Ketogenic Diet Modulates NAD+-Dependent Enzymes and Reduces DNA Damage in Hippocampus

Abstract

The ketogenic diet's (KD) anti-seizure effects have long been documented. Recently, its therapeutic potential in multiple neurodegenerative and neurodevelopmental disorders has emerged. Yet experimental evidence for a fundamental mechanism underlying beneficial effects across numerous diseases remains lacking. We previously showed that feeding rats a KD produced an early (within 2 days) and persistent elevation of hippocampal nicotinamide adenine dinucleotide⁺ (NAD⁺), an essential metabolic coenzyme and signaling molecule. NAD⁺ is a marker of cellular health and a substrate for enzymes implicated in longevity and DNA damage repair such as sirtuins and poly-ADP ribose polymerase-1 (PARP-1). As a result, activation of NAD⁺-dependent enzymes' downstream pathways could be the origin of KD's broad beneficial effects. Here rats were fed ad libitum regular chow or KD for 2 days or 3 weeks and the levels of hippocampal sirtuins, PARP-1, and the oxidative DNA damage marker 8-hydroxy-2'-deoxyguanosine were quantified. We found a significant immediate and persistent increase in the collective activity of nuclear sirtuin enzymes, and a significant augmentation of Sirt1 mRNA at 2 days. Levels of PARP-1 and 8-hydroxy-2'-deoxyguanosine decreased after 2 days of treatment and further declined at 3 weeks. Our data show that a KD can rapidly modulate energy metabolism by acting on NAD⁺-dependent enzymes and their downstream pathways. Thus, therapy with a KD can potentially enhance brain health and increase overall healthspan via NAD⁺-related mechanisms that render cells more resilient against DNA damage and a host of metabolic, epileptic, neurodegenerative, or neurodevelopmental insults.

Keywords: PARP-1; hippocampus; ketone bodies; longevity; metabolism; nicotinamide adenine dinucleotide; oxidative stress; sirtuin.

FIGURE 1

Hippocampal changes in NAD and sirtuins after ketogenic diet (KD) treatment. (A,B) NAD⁺/NADH ratios and NAD⁺ levels in the hippocampus after standard chow diet (CD; n = 5), 2 day (2d; n = 7), or 3 weeks KD treatment (3w; n = 7). (C) Collective deacetylation activity of Sirt1, Sirt6, and Sirt7 enzymes.
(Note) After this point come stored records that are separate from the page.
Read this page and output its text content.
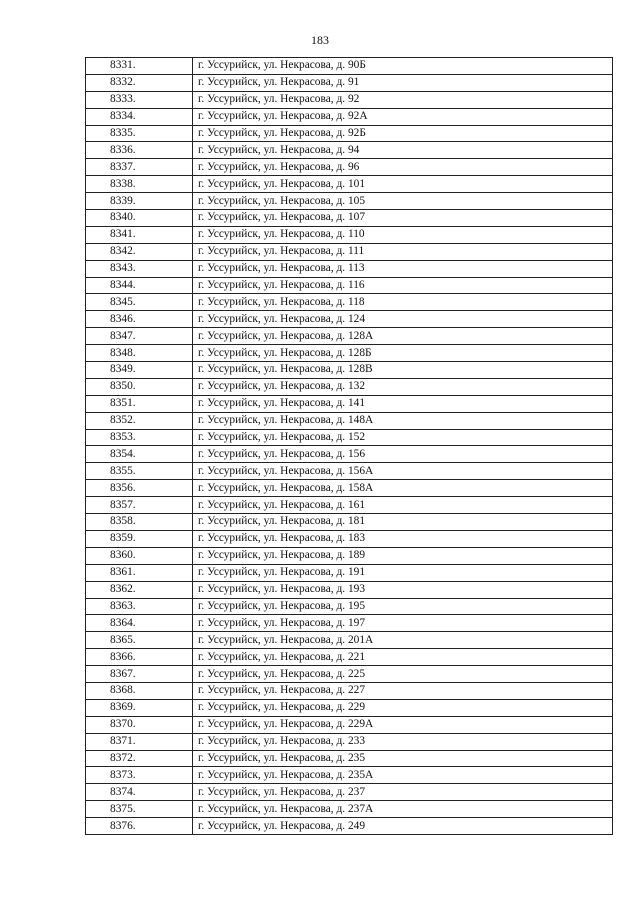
183
8331.	г. Уссурийск, ул. Некрасова, д. 90Б
8332.	г. Уссурийск, ул. Некрасова, д. 91
8333.	г. Уссурийск, ул. Некрасова, д. 92
8334.	г. Уссурийск, ул. Некрасова, д. 92А
8335.	г. Уссурийск, ул. Некрасова, д. 92Б
8336.	г. Уссурийск, ул. Некрасова, д. 94
8337.	г. Уссурийск, ул. Некрасова, д. 96
8338.	г. Уссурийск, ул. Некрасова, д. 101
8339.	г. Уссурийск, ул. Некрасова, д. 105
8340.	г. Уссурийск, ул. Некрасова, д. 107
8341.	г. Уссурийск, ул. Некрасова, д. 110
8342.	г. Уссурийск, ул. Некрасова, д. 111
8343.	г. Уссурийск, ул. Некрасова, д. 113
8344.	г. Уссурийск, ул. Некрасова, д. 116
8345.	г. Уссурийск, ул. Некрасова, д. 118
8346.	г. Уссурийск, ул. Некрасова, д. 124
8347.	г. Уссурийск, ул. Некрасова, д. 128А
8348.	г. Уссурийск, ул. Некрасова, д. 128Б
8349.	г. Уссурийск, ул. Некрасова, д. 128В
8350.	г. Уссурийск, ул. Некрасова, д. 132
8351.	г. Уссурийск, ул. Некрасова, д. 141
8352.	г. Уссурийск, ул. Некрасова, д. 148А
8353.	г. Уссурийск, ул. Некрасова, д. 152
8354.	г. Уссурийск, ул. Некрасова, д. 156
8355.	г. Уссурийск, ул. Некрасова, д. 156А
8356.	г. Уссурийск, ул. Некрасова, д. 158А
8357.	г. Уссурийск, ул. Некрасова, д. 161
8358.	г. Уссурийск, ул. Некрасова, д. 181
8359.	г. Уссурийск, ул. Некрасова, д. 183
8360.	г. Уссурийск, ул. Некрасова, д. 189
8361.	г. Уссурийск, ул. Некрасова, д. 191
8362.	г. Уссурийск, ул. Некрасова, д. 193
8363.	г. Уссурийск, ул. Некрасова, д. 195
8364.	г. Уссурийск, ул. Некрасова, д. 197
8365.	г. Уссурийск, ул. Некрасова, д. 201А
8366.	г. Уссурийск, ул. Некрасова, д. 221
8367.	г. Уссурийск, ул. Некрасова, д. 225
8368.	г. Уссурийск, ул. Некрасова, д. 227
8369.	г. Уссурийск, ул. Некрасова, д. 229
8370.	г. Уссурийск, ул. Некрасова, д. 229А
8371.	г. Уссурийск, ул. Некрасова, д. 233
8372.	г. Уссурийск, ул. Некрасова, д. 235
8373.	г. Уссурийск, ул. Некрасова, д. 235А
8374.	г. Уссурийск, ул. Некрасова, д. 237
8375.	г. Уссурийск, ул. Некрасова, д. 237А
8376.	г. Уссурийск, ул. Некрасова, д. 249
A significant increase was observed at 2d and remained elevated at 3w. n = 6–8 animals (n = 2 per animal). (D–F) Real-time PCR analysis of Sirt1,–6,–7 gene expression in hippocampus. Sirt1 expression was increased only at 2d of treatment. CD, n = 6; 2d KD, n = 8; 3w KD, n = 8 (n = 2 per animal).

FIGURE 2

Effect of KD treatment on hippocampal PARP-1 levels and 8-OHdG levels. (A) Quantification of normalized PARP-1 protein levels in hippocampi obtained from animals fed standard chow (CD), or KD for 2d or 3w. Representative image of PARP-1 Western blot included. Each lane represents an individual animal. Blots were repeated 2–3 times. (B) Significant and progressive decrease in 8-OHdG levels was observed in hippocampi obtained from KD treated animals. CD, n = 6; 2d KD, n = 8; 3w KD, n = 8 (n = 2 for each animal).